Todos somos de Linares
Hace algunos años, tomé un café con un señor en San Miguel de Reinante, una pequeña parroquia de la Mariña Lucense. Estaba solo. Él también y, después de entablar una conversación circunstancial —a cuanto del clima de los últimos días, mayoritariamente lluvioso—, me invitó a su mesa. Sin más preámbulo, me dijo que Barcelona era una de las ciudades más españolas del mundo, ese término usó: el mundo. “Aquí ya ves, todos somos gallegos, menos tú”. Me contó que había vivido 17 años largos en distintas poblaciones de Cataluña y Aragón —Tarragona, Calatayud, Barbastro, Fraga, La Seu d’Urgell, Figueres, Blanes, Girona, Olot—, pero sobre todo en Barcelona, y que allí nunca había dejado de ser el gallego. “Ojo, que aquí tampoco. Aquí ni siquiera he conseguido ser el catalán. Aquí todos somos gallegos, menos tú”, insistió. Intenté darle la vuelta a su argumento, escabullirme de ese bucle y explicarle que tal vez, desde ese punto de vista, San Miguel de Reinante era la ciudad más gallega del mundo. “No te enteras —me respondió con buen tono, sin altanería de ninguna clase, con guasa—, Galicia acaba en el Bierzo y a partir de ahí todo es Barcelona, Madrid, Nueva York, Manchester, Nueva Orleans o Pekín: el mundo”.
Llevaba razón: no me enteraba; me estaba cerrando en banda, aferrándome al significado estricto de sus palabras y, de esa manera tan torpe, reduciendo al milímetro la maravillosa amplitud de miras. En Jaén también pasa: aquí todos somos jiennenses, menos tú; y todos somos segureños, menos tú; y todos somos ubetenses, menos tú; y baezanos, menos tú, y marteños, menos tú; e iliturgitanos, menos tú; y bañuscos, menos tú. Tal vez, por sus extensas historias mineras y metalúrgicas y la inmigración que éstas conllevaron, de esa telaraña solo se escape Linares. Que no solo se parece a Madrid en el cielo y en su temperatura, que también comparte con la capital el espumoso abrigo con el que recibe a los forasteros que deciden arribar en ellas.
Si no me falla la memoria, los padres de mi amigo Pedro Gascón llegaron a Linares desde Santisteban del Puerto; el de mi amigo Mariano Chinchillas, del Hornillo, una pequeña aldea situada junto a Arenas de Sampedro, Ávila; los de mi compañero y amigo Javier Esturillo, de Dúrcal, Granada; los de mi amiga Jose Cabezas, de Baeza; los de mi añorado vecino David Casado Florenzano —y los de sus hermanos Rafa, Maricruz, Ñoño y Raúl— de Córdoba y La Mancha; y los míos, de Baeza y Úbeda.

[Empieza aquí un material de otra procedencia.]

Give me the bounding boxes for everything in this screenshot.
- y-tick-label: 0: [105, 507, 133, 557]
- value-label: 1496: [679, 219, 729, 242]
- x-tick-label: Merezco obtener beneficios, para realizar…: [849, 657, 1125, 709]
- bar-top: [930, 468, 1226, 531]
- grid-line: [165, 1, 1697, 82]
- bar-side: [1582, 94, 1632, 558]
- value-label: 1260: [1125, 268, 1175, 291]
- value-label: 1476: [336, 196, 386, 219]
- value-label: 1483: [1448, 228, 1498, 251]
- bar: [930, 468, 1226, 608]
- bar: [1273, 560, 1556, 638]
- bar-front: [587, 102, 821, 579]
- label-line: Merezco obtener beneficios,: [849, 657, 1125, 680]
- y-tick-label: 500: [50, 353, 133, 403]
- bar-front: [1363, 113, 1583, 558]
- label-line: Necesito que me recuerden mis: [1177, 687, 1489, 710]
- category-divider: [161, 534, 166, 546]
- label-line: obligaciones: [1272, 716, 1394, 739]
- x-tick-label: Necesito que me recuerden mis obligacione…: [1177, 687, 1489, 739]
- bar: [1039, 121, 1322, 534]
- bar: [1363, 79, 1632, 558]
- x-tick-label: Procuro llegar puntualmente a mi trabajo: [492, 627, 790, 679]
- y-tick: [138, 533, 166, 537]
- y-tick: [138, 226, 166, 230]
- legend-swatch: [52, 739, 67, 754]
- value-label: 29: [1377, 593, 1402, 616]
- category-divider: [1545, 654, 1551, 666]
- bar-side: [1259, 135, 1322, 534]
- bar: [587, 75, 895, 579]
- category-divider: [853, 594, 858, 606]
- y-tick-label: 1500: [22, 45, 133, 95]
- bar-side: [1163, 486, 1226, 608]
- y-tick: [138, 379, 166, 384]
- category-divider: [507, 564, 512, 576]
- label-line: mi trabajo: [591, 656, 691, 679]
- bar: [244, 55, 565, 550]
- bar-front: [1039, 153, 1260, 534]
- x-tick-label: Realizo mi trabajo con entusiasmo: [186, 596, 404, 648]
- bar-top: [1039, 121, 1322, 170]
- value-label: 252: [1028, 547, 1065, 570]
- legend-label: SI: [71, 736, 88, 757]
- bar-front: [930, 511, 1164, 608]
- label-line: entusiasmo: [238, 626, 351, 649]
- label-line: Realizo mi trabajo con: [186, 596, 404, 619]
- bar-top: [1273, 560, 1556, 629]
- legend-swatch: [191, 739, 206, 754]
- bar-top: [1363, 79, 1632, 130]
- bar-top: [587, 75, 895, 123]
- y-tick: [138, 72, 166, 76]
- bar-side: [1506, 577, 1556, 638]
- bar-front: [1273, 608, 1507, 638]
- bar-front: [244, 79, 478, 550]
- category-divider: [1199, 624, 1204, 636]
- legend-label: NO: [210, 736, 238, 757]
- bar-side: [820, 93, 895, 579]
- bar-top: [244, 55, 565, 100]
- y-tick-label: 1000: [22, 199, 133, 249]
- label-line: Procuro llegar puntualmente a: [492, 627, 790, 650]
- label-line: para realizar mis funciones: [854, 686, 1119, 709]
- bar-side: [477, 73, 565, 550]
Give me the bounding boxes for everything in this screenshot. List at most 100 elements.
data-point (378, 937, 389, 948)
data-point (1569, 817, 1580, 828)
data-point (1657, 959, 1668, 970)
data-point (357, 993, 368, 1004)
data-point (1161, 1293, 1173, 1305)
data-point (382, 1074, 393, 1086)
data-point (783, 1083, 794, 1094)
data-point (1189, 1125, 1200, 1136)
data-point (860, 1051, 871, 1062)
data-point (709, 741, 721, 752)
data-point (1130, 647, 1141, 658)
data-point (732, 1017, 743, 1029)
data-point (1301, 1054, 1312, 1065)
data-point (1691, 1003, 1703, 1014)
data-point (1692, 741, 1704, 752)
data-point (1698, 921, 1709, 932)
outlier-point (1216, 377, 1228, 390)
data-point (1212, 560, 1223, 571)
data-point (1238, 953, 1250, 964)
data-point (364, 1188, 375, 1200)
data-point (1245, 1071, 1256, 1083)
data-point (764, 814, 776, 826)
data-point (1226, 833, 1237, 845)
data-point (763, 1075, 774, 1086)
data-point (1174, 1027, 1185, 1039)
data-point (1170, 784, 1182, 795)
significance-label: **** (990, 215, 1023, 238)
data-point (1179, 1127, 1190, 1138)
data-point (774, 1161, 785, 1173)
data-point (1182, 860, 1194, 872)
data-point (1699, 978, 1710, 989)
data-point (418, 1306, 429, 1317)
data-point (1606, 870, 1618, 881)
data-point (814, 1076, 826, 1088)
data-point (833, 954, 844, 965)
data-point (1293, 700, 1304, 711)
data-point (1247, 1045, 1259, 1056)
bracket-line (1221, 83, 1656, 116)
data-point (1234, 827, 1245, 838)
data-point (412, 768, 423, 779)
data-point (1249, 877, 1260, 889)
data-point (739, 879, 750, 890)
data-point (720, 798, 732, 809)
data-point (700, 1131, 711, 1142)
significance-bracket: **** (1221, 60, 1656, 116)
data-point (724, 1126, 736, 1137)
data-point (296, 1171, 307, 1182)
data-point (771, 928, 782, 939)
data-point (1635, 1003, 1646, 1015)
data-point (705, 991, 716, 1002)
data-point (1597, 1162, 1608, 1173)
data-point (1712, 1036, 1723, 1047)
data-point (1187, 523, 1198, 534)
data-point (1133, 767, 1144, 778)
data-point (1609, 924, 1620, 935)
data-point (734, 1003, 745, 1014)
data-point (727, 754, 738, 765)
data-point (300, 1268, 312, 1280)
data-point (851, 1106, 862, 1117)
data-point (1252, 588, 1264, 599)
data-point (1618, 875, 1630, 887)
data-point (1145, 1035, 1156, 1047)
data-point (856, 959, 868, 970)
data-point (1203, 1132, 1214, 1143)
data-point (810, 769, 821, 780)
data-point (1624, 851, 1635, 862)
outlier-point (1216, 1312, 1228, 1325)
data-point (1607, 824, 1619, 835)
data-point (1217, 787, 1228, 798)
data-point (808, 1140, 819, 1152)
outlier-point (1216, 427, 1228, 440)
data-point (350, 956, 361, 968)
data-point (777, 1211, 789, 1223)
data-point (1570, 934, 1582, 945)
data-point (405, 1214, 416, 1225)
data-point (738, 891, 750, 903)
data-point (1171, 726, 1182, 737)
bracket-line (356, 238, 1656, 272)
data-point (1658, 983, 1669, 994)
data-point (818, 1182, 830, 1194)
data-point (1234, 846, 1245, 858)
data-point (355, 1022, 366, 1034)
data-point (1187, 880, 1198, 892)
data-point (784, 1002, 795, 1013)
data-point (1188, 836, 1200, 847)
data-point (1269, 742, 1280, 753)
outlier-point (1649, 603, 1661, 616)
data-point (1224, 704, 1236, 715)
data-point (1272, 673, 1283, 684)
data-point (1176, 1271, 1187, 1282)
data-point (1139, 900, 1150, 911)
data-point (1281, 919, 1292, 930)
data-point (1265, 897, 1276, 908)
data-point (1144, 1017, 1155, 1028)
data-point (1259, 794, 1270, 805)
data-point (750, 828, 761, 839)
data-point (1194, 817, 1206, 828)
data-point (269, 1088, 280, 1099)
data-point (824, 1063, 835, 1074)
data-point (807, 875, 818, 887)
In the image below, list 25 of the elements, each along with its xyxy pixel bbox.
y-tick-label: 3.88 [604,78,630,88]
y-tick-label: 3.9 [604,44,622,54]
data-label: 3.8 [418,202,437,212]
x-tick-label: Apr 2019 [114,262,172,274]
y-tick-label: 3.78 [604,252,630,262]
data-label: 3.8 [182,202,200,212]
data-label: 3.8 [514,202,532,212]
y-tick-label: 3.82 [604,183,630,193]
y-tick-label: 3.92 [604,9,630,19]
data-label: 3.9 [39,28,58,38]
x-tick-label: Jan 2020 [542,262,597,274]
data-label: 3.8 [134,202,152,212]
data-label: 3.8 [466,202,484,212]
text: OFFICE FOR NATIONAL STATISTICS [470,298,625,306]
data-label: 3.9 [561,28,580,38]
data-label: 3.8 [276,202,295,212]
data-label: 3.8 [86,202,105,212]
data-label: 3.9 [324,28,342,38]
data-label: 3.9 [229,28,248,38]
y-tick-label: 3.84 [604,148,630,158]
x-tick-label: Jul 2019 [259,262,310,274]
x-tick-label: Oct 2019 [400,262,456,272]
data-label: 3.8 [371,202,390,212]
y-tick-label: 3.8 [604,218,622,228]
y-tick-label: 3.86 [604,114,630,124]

Y no he tenido que emplearme en rebuscar —como en la aceituna—, prometido; me limito a señalar a los que primero se me han venido a la cabeza, a aquellos con los que jugaba a ser mayor corriendo por la era del barrio o por el patio del colegio, con los que bebía a morro encaramado al respaldar de los bancos de la Plaza de Colón y a la protagonista del primer beso que recuerdo. Desde su mundo, desde sus distintos mundos, en Linares nos parieron, nos criaron y, sobre todo, nos hicieron de Linares, del Linares que a ellos, en su dorada juventud, les permitió enderezar el camino.
Ahora vivo en un pueblo en el que, quien más, quien menos, me tiene cierta estima; algunos —demasiados para lo que merezco—, incluso mucha y la demuestran a diario y de la mejor forma: ejemplarizando aquello de que “Obras son amores y no buenas razones”. Pero sin que se me olvide que provengo de otro sitio y que cuando hayan transcurrido lustros, infinidad de decenios, todos los que tenga a bien el Señor prestarme, seguiré siendo eso, de otro sitio o “Especie invasora”
—como nos autodenominamos mi amigo Benito de la Torre y yo en broma—. Y a mí, que no me importa, porque puedo llegar a comprenderlo y porque, a su vez, conforma un hecho que, sobre todo, no me permite olvidarme que soy de Linares, no deja de llamarme la atención que nos afanemos en pleitear si los ochíos tienen su origen en Úbeda, en Baeza o en Sabiote, en lugar de sumar lo mejor de cada receta y compartir y celebrar su omnipresencia con un buen chato de vino.